Brawl-Detecting Algorithms, the Government’s A.I. Confusion, and Other A.I. News of the Week

Source: Artificial Intelligence on Medium

Brawl-Detecting Algorithms, the Government’s A.I. Confusion, and Other A.I. News of the Week

The most important A.I. developments of the week

Photo: Alex Wong/Getty

It’s becoming less and less rare to see news about the U.S. federal government and artificial intelligence.

This week, two Democratic senators released a bill that would put a moratorium on facial recognition used by federal agencies until a commission creates guidelines on how it can be used safely and fairly. This would severely hamper organizations like the FBI, and potentially the U.S. military.

President Trump’s federal budget proposal called for doubling investment into A.I. research through organizations like the National Science Foundation, Department of Energy, and the Department of Defense.

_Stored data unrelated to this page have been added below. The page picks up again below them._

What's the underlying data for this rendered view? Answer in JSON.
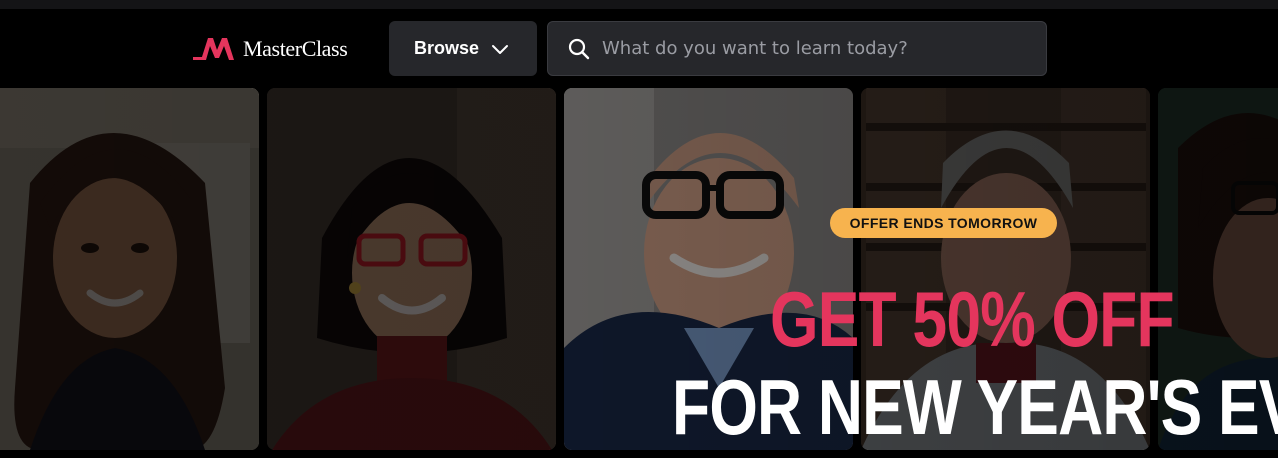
{
  "header": {
    "logo_text": "MasterClass",
    "browse_label": "Browse",
    "search_placeholder": "What do you want to learn today?"
  },
  "promo": {
    "badge": "OFFER ENDS TOMORROW",
    "headline": "GET 50% OFF",
    "subheadline": "FOR NEW YEAR'S EVE"
  },
  "colors": {
    "brand_red": "#e4355d",
    "badge_bg": "#f7b34e",
    "header_control_bg": "#26272b"
  }
}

All of which adds up to a sense that the U.S. federal government still doesn’t have a cohesive plan for how to address A.I., except for a vague notion that it’s important in some form and should be funded.

Meanwhile, surveillance tech isn’t going anywhere. Two of the papers in this week’s roundup focus on how algorithms can help automate surveillance analysis from CCTV cameras. Below are some other interesting A.I. research papers from this week:

Radiologists working with the help of an algorithm were able to more reliably grade prostate biopsies than if they had performed the grading alone, according to a study with 14 doctors and 160 biopsies.

The theory behind gait detection is that the way a person walks is as unique as their fingerprint or face. That means an algorithm can pick a person out of a crowd by their strut, even at a distance.

An algorithm can pick a person out of a crowd by their strut, even at a distance.

The problem is, gait detection works best with a clear view of the person walking, and that’s rare in real-life surveillance situations. This algorithm looks for frames where a person is obscured and tries to generate that information on its own to improve recognition.

Using data from hockey fights, movies, and surveillance cameras, Turkish researchers built an algorithm to detect when fists fly. The system works pretty well on hockey and movie fights, but it turns out real-world surveillance cameras are tricky, as researchers were only able to attain about 70% accuracy. WorldStar will have to wait to automate its staff.

American Express has a lot of financial data from its customers, but it obviously can’t share that data for privacy reasons. Now, AmEx researchers have a way to recreate synthetic financial datasets that can be shared and studied — a complex reconstruction of the data that can’t be traced back to customers.

The folks at Google Brain are tackling the issue of classes and subclasses in image recognition.

If an algorithm can detect dogs, that’s a class. If it can detect breeds, that’s a subclass. This research uses a secondary algorithm for each class, called a “student,” that specializes in subclass probabilities and helps overall accuracy.